The anthropomorphization phase of AI

By Maex Ament · 2026-06-02 · Originally shared on LinkedIn

Every AI agent apparently needs a first name, a personality, and a job title. Your agent is not your co-worker.

Steve Jobs made skeuomorphism famous. He designed software to look like real-world objects — leather calendars, wood bookshelves. Anthropomorphism is the AI version. Except we are not making software look like objects anymore. We are making it look like people. Meet Carly, your new "team member." You can "hire" her on a landing page.

It is clever. It makes the technology less threatening and adoption easier. I even considered it for our own onboarding at Causa Prima. But Carly is not your co-worker. She is a piece of software with a memory, a set of skills, and an LLM for a brain.

Marketing it like a human is risky for two reasons. First, it is a business-model play: it lets SaaS companies sell per-seat licenses. One agent, one license. But an agent is not a user. It is software with connections everywhere, tapping into dozens of systems. Charging per seat for that makes no sense.

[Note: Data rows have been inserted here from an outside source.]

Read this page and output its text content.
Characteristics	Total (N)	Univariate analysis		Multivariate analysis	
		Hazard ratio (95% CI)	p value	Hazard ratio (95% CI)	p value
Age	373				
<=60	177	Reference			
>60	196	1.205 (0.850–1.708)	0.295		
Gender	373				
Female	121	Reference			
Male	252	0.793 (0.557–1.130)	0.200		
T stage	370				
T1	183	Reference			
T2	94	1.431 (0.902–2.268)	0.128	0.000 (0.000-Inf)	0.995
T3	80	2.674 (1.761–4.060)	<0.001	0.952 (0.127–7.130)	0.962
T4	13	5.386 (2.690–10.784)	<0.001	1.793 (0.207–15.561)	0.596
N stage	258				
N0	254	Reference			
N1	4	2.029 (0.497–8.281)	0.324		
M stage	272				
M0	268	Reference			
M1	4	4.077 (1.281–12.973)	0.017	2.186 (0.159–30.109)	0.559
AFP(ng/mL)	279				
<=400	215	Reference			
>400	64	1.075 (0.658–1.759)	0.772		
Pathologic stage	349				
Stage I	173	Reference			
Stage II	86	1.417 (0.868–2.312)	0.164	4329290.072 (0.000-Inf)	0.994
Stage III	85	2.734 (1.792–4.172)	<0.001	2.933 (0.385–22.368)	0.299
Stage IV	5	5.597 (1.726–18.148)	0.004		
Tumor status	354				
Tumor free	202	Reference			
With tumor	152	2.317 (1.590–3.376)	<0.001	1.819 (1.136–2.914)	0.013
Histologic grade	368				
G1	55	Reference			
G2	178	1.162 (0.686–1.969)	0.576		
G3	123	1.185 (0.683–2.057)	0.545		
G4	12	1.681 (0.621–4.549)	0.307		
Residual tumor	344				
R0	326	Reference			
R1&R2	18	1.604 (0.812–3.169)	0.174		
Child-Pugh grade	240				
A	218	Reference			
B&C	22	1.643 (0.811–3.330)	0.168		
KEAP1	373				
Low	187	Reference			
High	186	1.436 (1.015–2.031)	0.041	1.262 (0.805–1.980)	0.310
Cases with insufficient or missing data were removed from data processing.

Second, when you treat an agent like a colleague, you stop questioning it. An LLM does not think — it predicts. But if you believe Carly is your co-worker, you are not auditing her output line by line.

For Apple, skeuomorphism was a phase. The same will happen with AI agents, and the faster it does, the better. Your agent is not your co-worker. It is software that works 100x faster than any co-worker you have ever had.